As a property lawyer my team and I see a lot of body corporate by-laws every year.
The five most common invalid, unnecessary or unenforceable by-laws that I see are:-
- Animal restrictions – let’s get the elephant in the room out of the way from the start (pardon the pun). By-laws that are prohibitory in nature or are an absolute ban on animals are unlawful. Conditional by-laws are acceptable. The risk for a Body Corporate is a scenario where the only animal by-law is unenforceable and therefore there is no by-law regulating animals in the Scheme.
- House rules – these are completely unlawful if the by-law allows the Committee to set policies and procedures from time to time about the Scheme. Any enforceable rule must be contained in the by-laws and have undergone the proper approval process (by vote) as required by the legislation.

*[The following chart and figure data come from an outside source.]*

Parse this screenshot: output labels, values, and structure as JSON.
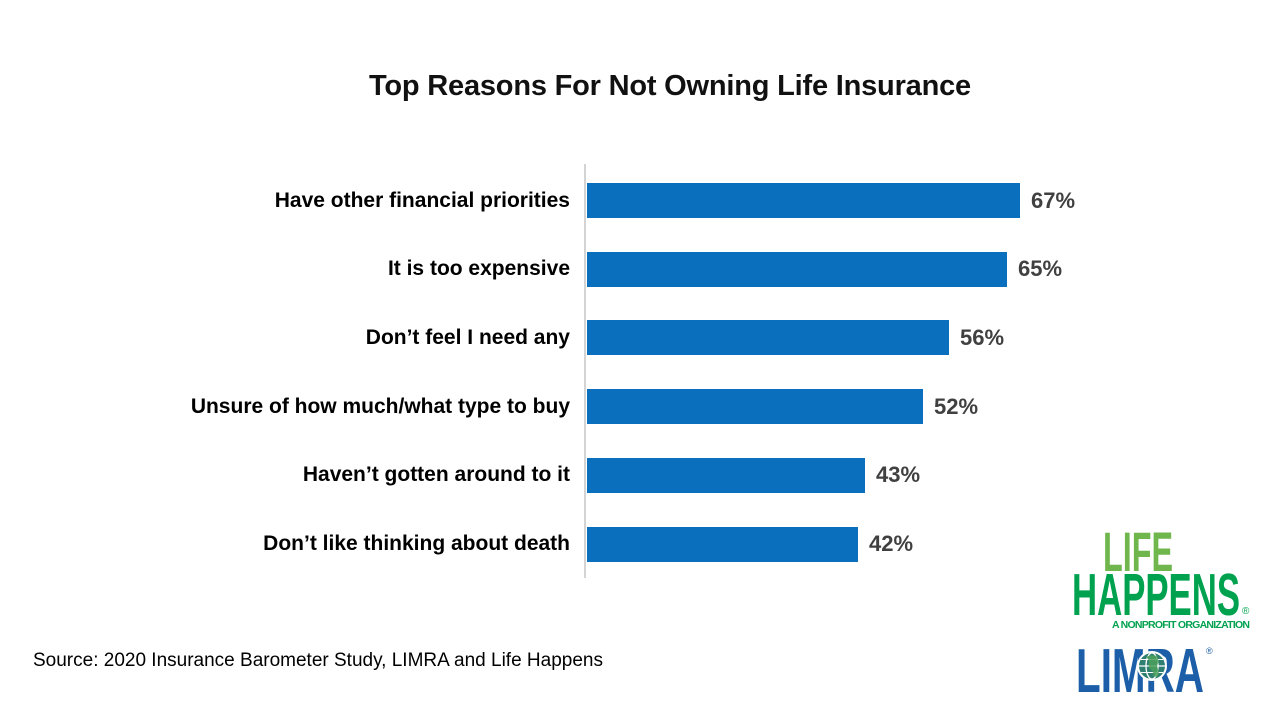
{
  "title": "Top Reasons For Not Owning Life Insurance",
  "source": "Source: 2020 Insurance Barometer Study, LIMRA and Life Happens",
  "chart_data": {
    "type": "bar",
    "orientation": "horizontal",
    "title": "Top Reasons For Not Owning Life Insurance",
    "categories": [
      "Have other financial priorities",
      "It is too expensive",
      "Don’t feel I need any",
      "Unsure of how much/what type to buy",
      "Haven’t gotten around to it",
      "Don’t like thinking about death"
    ],
    "values": [
      67,
      65,
      56,
      52,
      43,
      42
    ],
    "value_labels": [
      "67%",
      "65%",
      "56%",
      "52%",
      "43%",
      "42%"
    ],
    "xlabel": "",
    "ylabel": "",
    "xlim": [
      0,
      70
    ],
    "grid": false,
    "legend": false,
    "bar_color": "#0A70BE",
    "value_label_color": "#404040",
    "category_label_color": "#000000",
    "axis_line_color": "#d4d4d4"
  },
  "logos": {
    "life_happens": {
      "line1": "LIFE",
      "line2": "HAPPENS",
      "registered": "®",
      "tagline": "A NONPROFIT ORGANIZATION",
      "color_line1": "#6FB64C",
      "color_line2": "#00A24F"
    },
    "limra": {
      "text": "LIMRA",
      "registered": "®",
      "color": "#1C5FA8",
      "globe_color": "#2E7F71"
    }
  }
}
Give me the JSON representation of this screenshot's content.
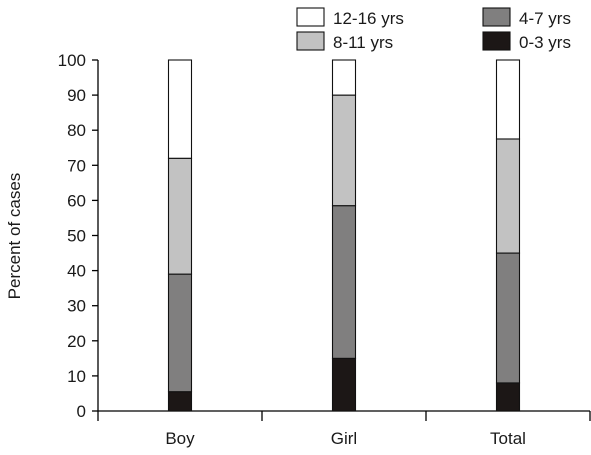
{
  "chart_data": {
    "type": "bar",
    "stacked": true,
    "title": "",
    "xlabel": "",
    "ylabel": "Percent of cases",
    "ylim": [
      0,
      100
    ],
    "yticks": [
      0,
      10,
      20,
      30,
      40,
      50,
      60,
      70,
      80,
      90,
      100
    ],
    "grid": false,
    "legend_position": "top-right",
    "categories": [
      "Boy",
      "Girl",
      "Total"
    ],
    "series": [
      {
        "name": "0-3 yrs",
        "color": "#1c1716",
        "values": [
          5.5,
          15.0,
          8.0
        ]
      },
      {
        "name": "4-7 yrs",
        "color": "#807f7f",
        "values": [
          33.5,
          43.5,
          37.0
        ]
      },
      {
        "name": "8-11 yrs",
        "color": "#c2c2c2",
        "values": [
          33.0,
          31.5,
          32.5
        ]
      },
      {
        "name": "12-16 yrs",
        "color": "#ffffff",
        "values": [
          28.0,
          10.0,
          22.5
        ]
      }
    ],
    "legend_order": [
      "12-16 yrs",
      "4-7 yrs",
      "8-11 yrs",
      "0-3 yrs"
    ]
  }
}
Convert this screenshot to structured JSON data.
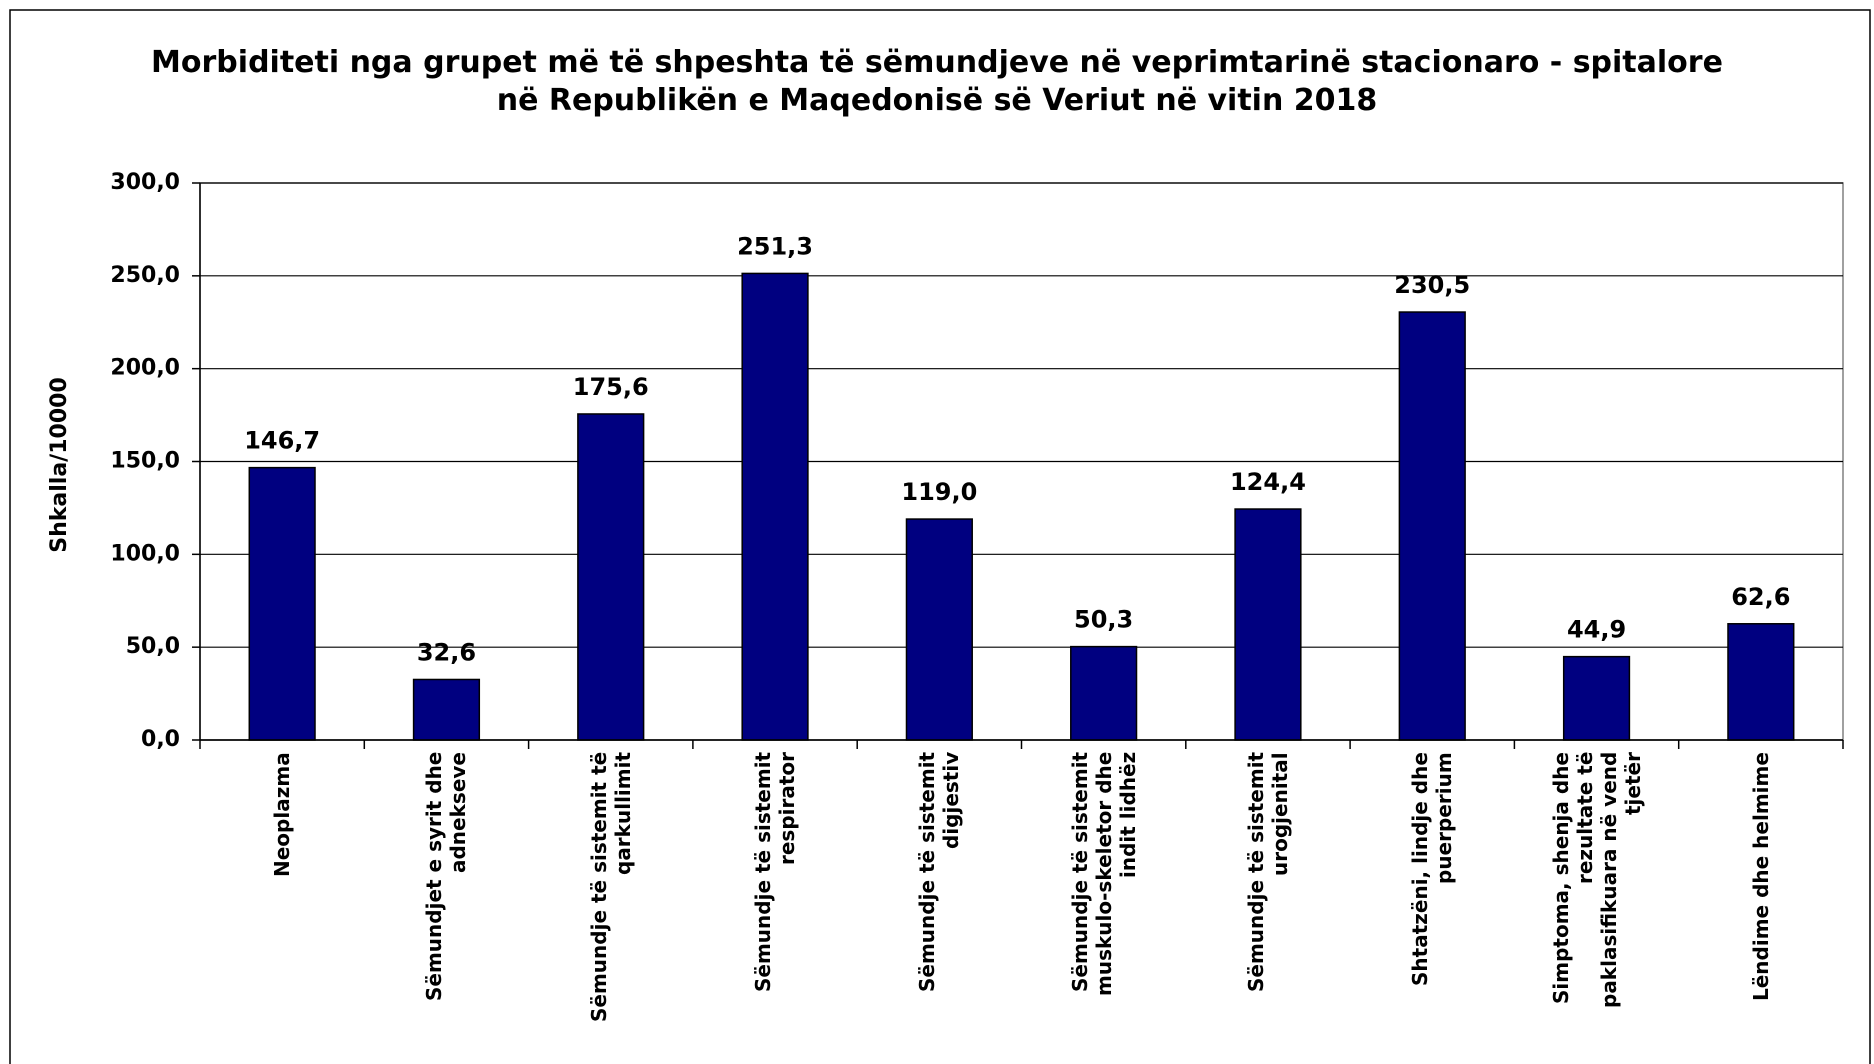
{
  "chart_data": {
    "type": "bar",
    "title": "Morbiditeti nga grupet më të shpeshta të sëmundjeve në veprimtarinë stacionaro - spitalore në Republikën e Maqedonisë së Veriut në vitin 2018",
    "y_label": "Shkalla/10000",
    "categories": [
      "Neoplazma",
      "Sëmundjet e syrit dhe adnekseve",
      "Sëmundje të sistemit të qarkullimit",
      "Sëmundje të sistemit respirator",
      "Sëmundje të sistemit digjestiv",
      "Sëmundje të sistemit muskulo-skeletor dhe indit lidhëz",
      "Sëmundje të sistemit urogjenital",
      "Shtatzëni, lindje dhe puerperium",
      "Simptoma, shenja dhe rezultate të paklasifikuara në vend tjetër",
      "Lëndime dhe helmime"
    ],
    "values": [
      146.7,
      32.6,
      175.6,
      251.3,
      119.0,
      50.3,
      124.4,
      230.5,
      44.9,
      62.6
    ],
    "value_labels": [
      "146,7",
      "32,6",
      "175,6",
      "251,3",
      "119,0",
      "50,3",
      "124,4",
      "230,5",
      "44,9",
      "62,6"
    ],
    "color": "#000080",
    "ylim": [
      0,
      300
    ],
    "yticks": [
      {
        "value": 0,
        "label": "0,0"
      },
      {
        "value": 50,
        "label": "50,0"
      },
      {
        "value": 100,
        "label": "100,0"
      },
      {
        "value": 150,
        "label": "150,0"
      },
      {
        "value": 200,
        "label": "200,0"
      },
      {
        "value": 250,
        "label": "250,0"
      },
      {
        "value": 300,
        "label": "300,0"
      }
    ],
    "grid": true
  }
}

- Covenants – The Building Act 1975 was amended in 2010 to prohibit, among other things, certain by-laws that attempt to ban energy efficient feature or fixtures and requiring certain design elements in buildings such as townhouse and units. Schemes which contain building covenants need to ensure that the covenants don’t ban energy efficient features. The prohibition applies to by-laws made both before and after 2010.
- Noise – By-laws typically prevent an owner or occupier from creating noise that is likely to interfere with the peaceful enjoyment of others. All noise is likely to interfere in some way (i.e. if you can hear the noise it’s interfering). The legislation requires the conduct to ‘unreasonably interfere’. Noise that is likely to interfere cannot be prohibited under the by-laws, only unreasonable interference.
- Damage costs – By-laws often provide for a Body Corporate to recover damages from an owner resulting from a breach of the By-laws. By-laws cannot impose a monetary penalty or payment. These By-laws are unenforceable. The Body Corporate may have recovery rights under the legislation but won’t under the By-laws.